Distraction
dis·trac·tion n.
1. The act of distracting or the condition of being distracted.
2. Something, especially an amusement, that distracts.
3. Extreme mental or emotional disturbance; obsession: loved the puppy to distraction.
dis·trac·tion n.
1. A condition or state of mind in which the attention is diverted from an original focus or interest.
2. Separation of bony fragments or joint surfaces of a limb by extension.
Interesting word for me today.
I'm feeling just a little bitchy right now... the feedback I'm getting from my non-virtual world is just a bit shady to me.
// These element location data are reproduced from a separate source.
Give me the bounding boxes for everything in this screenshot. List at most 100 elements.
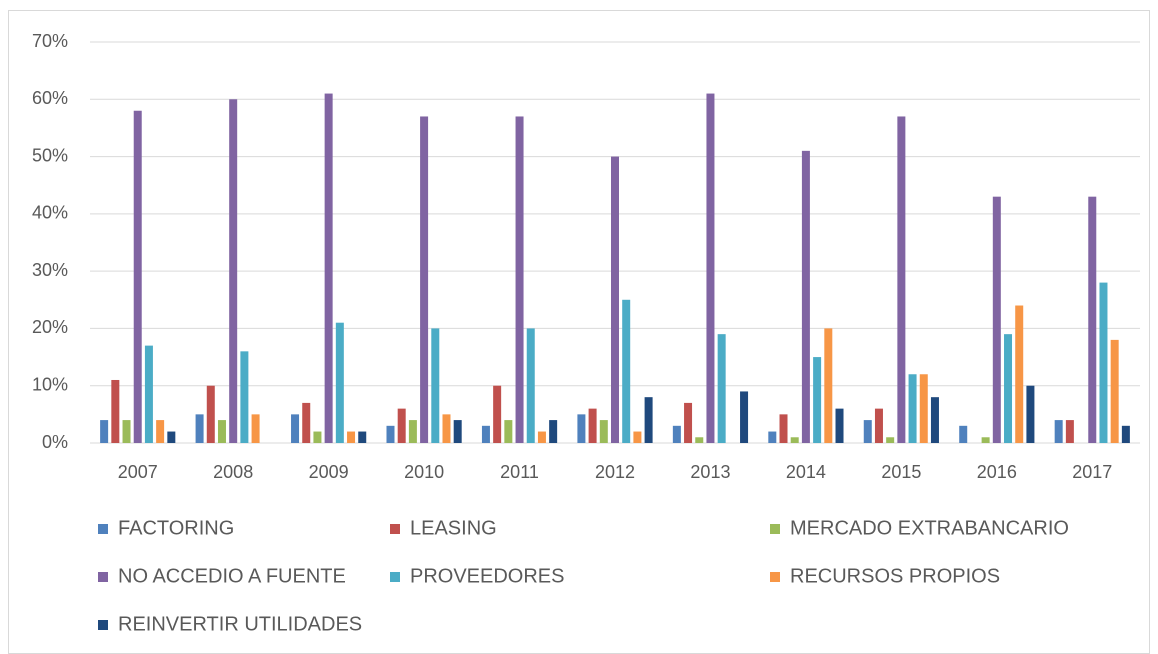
- bar: [133, 110, 142, 443]
- x-tick-label: 2010: [404, 462, 444, 482]
- bar: [537, 431, 546, 443]
- legend-swatch: [98, 524, 108, 534]
- y-tick-label: 20%: [32, 317, 68, 337]
- legend-swatch: [770, 524, 780, 534]
- y-tick-label: 50%: [32, 145, 68, 165]
- bar: [442, 414, 451, 443]
- bar: [206, 385, 215, 443]
- bar: [874, 408, 883, 443]
- bar: [824, 328, 833, 443]
- bar: [335, 322, 344, 443]
- bar: [324, 93, 333, 444]
- bar: [291, 414, 300, 443]
- bar: [863, 420, 872, 443]
- x-tick-label: 2015: [881, 462, 921, 482]
- bar: [644, 397, 653, 443]
- legend-label: MERCADO EXTRABANCARIO: [790, 517, 1069, 539]
- legend-label: RECURSOS PROPIOS: [790, 565, 1000, 587]
- bar: [897, 116, 906, 443]
- x-tick-label: 2016: [977, 462, 1017, 482]
- bar: [1088, 196, 1097, 443]
- bar: [217, 420, 226, 443]
- bar: [347, 431, 356, 443]
- bar: [453, 420, 462, 443]
- y-tick-label: 0%: [42, 432, 68, 452]
- legend-swatch: [98, 620, 108, 630]
- legend-swatch: [770, 572, 780, 582]
- bar: [577, 414, 586, 443]
- bar: [740, 391, 749, 443]
- x-tick-label: 2014: [786, 462, 826, 482]
- bar: [549, 420, 558, 443]
- bar: [504, 420, 513, 443]
- x-tick-label: 2011: [500, 462, 539, 482]
- bar: [835, 408, 844, 443]
- bar: [111, 379, 120, 443]
- chart-border: [8, 10, 1150, 654]
- bar: [240, 351, 249, 443]
- bar: [251, 414, 260, 443]
- legend-swatch: [390, 572, 400, 582]
- bar: [1065, 420, 1074, 443]
- bar: [397, 408, 406, 443]
- bar: [930, 397, 939, 443]
- bar: [420, 116, 429, 443]
- legend-label: FACTORING: [118, 517, 234, 539]
- bar: [813, 357, 822, 443]
- bar: [684, 402, 693, 443]
- bar: [144, 345, 153, 443]
- bar: [611, 156, 619, 444]
- bar: [768, 431, 777, 443]
- y-tick-label: 60%: [32, 88, 68, 108]
- bar: [1015, 305, 1024, 443]
- bar: [801, 150, 810, 444]
- x-tick-label: 2017: [1072, 462, 1112, 482]
- bar: [122, 420, 131, 443]
- x-tick-label: 2009: [309, 462, 349, 482]
- bar: [588, 408, 597, 443]
- legend-label: NO ACCEDIO A FUENTE: [118, 565, 346, 587]
- bar: [302, 402, 311, 443]
- bar: [992, 196, 1001, 443]
- bar: [493, 385, 502, 443]
- bar: [706, 93, 715, 444]
- x-tick-label: 2008: [213, 462, 253, 482]
- y-tick-label: 10%: [32, 374, 68, 394]
- bar: [156, 420, 165, 443]
- bar: [790, 437, 799, 443]
- legend-label: REINVERTIR UTILIDADES: [118, 613, 362, 635]
- bar: [919, 374, 928, 443]
- bar: [779, 414, 788, 443]
- bar: [1004, 334, 1013, 443]
- bar: [526, 328, 535, 443]
- bar: [481, 425, 490, 443]
- bar: [981, 437, 990, 443]
- y-tick-label: 30%: [32, 260, 68, 280]
- bar: [431, 328, 440, 443]
- bar: [167, 431, 176, 443]
- bar: [515, 116, 524, 443]
- bar: [672, 425, 681, 443]
- bar: [1110, 339, 1119, 443]
- x-tick-label: 2013: [690, 462, 730, 482]
- bar: [599, 420, 608, 443]
- bar: [1054, 420, 1063, 443]
- legend-swatch: [390, 524, 400, 534]
- bar: [386, 425, 395, 443]
- bar: [358, 431, 367, 443]
- legend-label: LEASING: [410, 517, 497, 539]
- x-tick-label: 2007: [118, 462, 158, 482]
- bar: [313, 431, 322, 443]
- bar: [1026, 385, 1035, 443]
- legend-label: PROVEEDORES: [410, 565, 564, 587]
- bar: [408, 420, 417, 443]
- bar: [695, 437, 704, 443]
- bar: [633, 431, 642, 443]
- bar: [959, 425, 968, 443]
- legend-swatch: [98, 572, 108, 582]
- bar: [1099, 282, 1108, 443]
- bar: [717, 334, 726, 443]
- bar: [229, 99, 238, 444]
- bar: [908, 374, 917, 443]
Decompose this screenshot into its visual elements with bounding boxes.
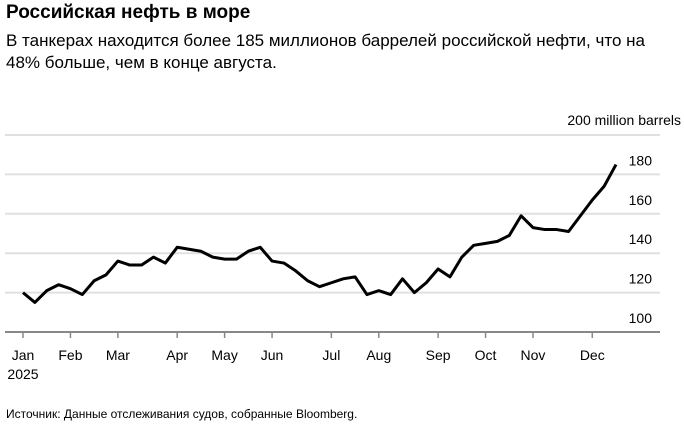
- y-axis-unit-label: 200 million barrels: [567, 112, 681, 128]
- x-tick-label: Oct: [475, 347, 497, 363]
- x-tick-year-label: 2025: [7, 366, 38, 382]
- y-tick-label: 100: [629, 310, 653, 326]
- x-tick-label: Sep: [426, 347, 451, 363]
- y-tick-label: 180: [629, 152, 653, 168]
- x-tick-label: Mar: [106, 347, 130, 363]
- x-tick-label: Aug: [366, 347, 391, 363]
- y-tick-label: 140: [629, 231, 653, 247]
- x-tick-label: Jul: [322, 347, 340, 363]
- chart-title: Российская нефть в море: [6, 2, 251, 23]
- y-tick-label: 160: [629, 192, 653, 208]
- x-tick-label: Nov: [521, 347, 546, 363]
- chart-subtitle: В танкерах находится более 185 миллионов…: [6, 31, 645, 72]
- source-note: Источник: Данные отслеживания судов, соб…: [6, 407, 358, 421]
- data-line: [22, 163, 618, 304]
- y-tick-label: 120: [629, 271, 653, 287]
- x-tick-label: Feb: [58, 347, 82, 363]
- x-tick-label: Apr: [166, 347, 188, 363]
- x-tick-label: Jan: [12, 347, 35, 363]
- x-tick-label: Jun: [261, 347, 284, 363]
- line-chart: 200 million barrels 100 120 140 160 180 Jan 202…: [5, 112, 681, 382]
- x-tick-label: May: [211, 347, 237, 363]
- x-tick-label: Dec: [580, 347, 605, 363]
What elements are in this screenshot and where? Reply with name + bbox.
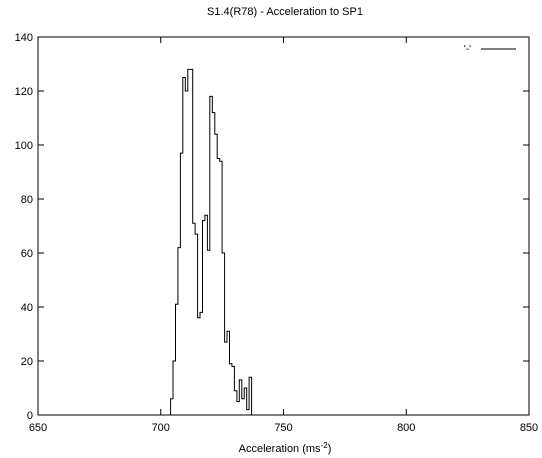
y-tick-label: 140 [15,32,33,44]
legend: '-' [464,44,516,55]
y-tick-label: 20 [21,356,33,368]
chart-title: S1.4(R78) - Acceleration to SP1 [207,6,363,18]
series-step-line [168,68,253,416]
plot-frame [37,36,530,416]
y-tick-label: 60 [21,248,33,260]
x-tick-label: 850 [520,422,538,434]
y-tick-label: 0 [27,410,33,422]
y-tick-label: 120 [15,86,33,98]
x-axis-label: Acceleration (ms-2) [239,441,332,455]
y-tick-label: 80 [21,194,33,206]
x-tick-label: 800 [397,422,415,434]
x-axis: 650 700 750 800 850 [29,37,538,434]
x-tick-label: 650 [29,422,47,434]
x-tick-label: 750 [274,422,292,434]
legend-label: '-' [464,44,471,55]
y-tick-label: 40 [21,302,33,314]
y-tick-label: 100 [15,140,33,152]
x-tick-label: 700 [152,422,170,434]
y-axis: 0 20 40 60 80 100 120 140 [15,32,529,422]
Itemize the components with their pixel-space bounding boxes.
Relationships...crushes...dreams...hopes -- are these things a distraction from being the "real" me? From living the life and being the person I am "meant" to be?
And "meant to be" according to who? And on who's fucking time table?
It's a really big question that can't be answered in a flash; and at the same time, I'm not going to beat myself up for having a life that on the outside looks like ONE BIG FUCKING DISTRACTION.
Ugh.
This is what my life LOOKS like. And if you want to call it a distraction to actually be AWAKE for things that are happening along the way -- you know, something akin to "smelling the roses" -- then be my guest. What matters is what I think my life needs to be about, and how I do or don't make myself happy.
Yes, now I have something to THINK about... or wait, I forget, you think I'm too much in my head anyway... damn, these airy hands.
Well, whatever I'm doing, you just talk amongst yourselves and don't tell me any of it. I've got enough distracting pollution around me as it is.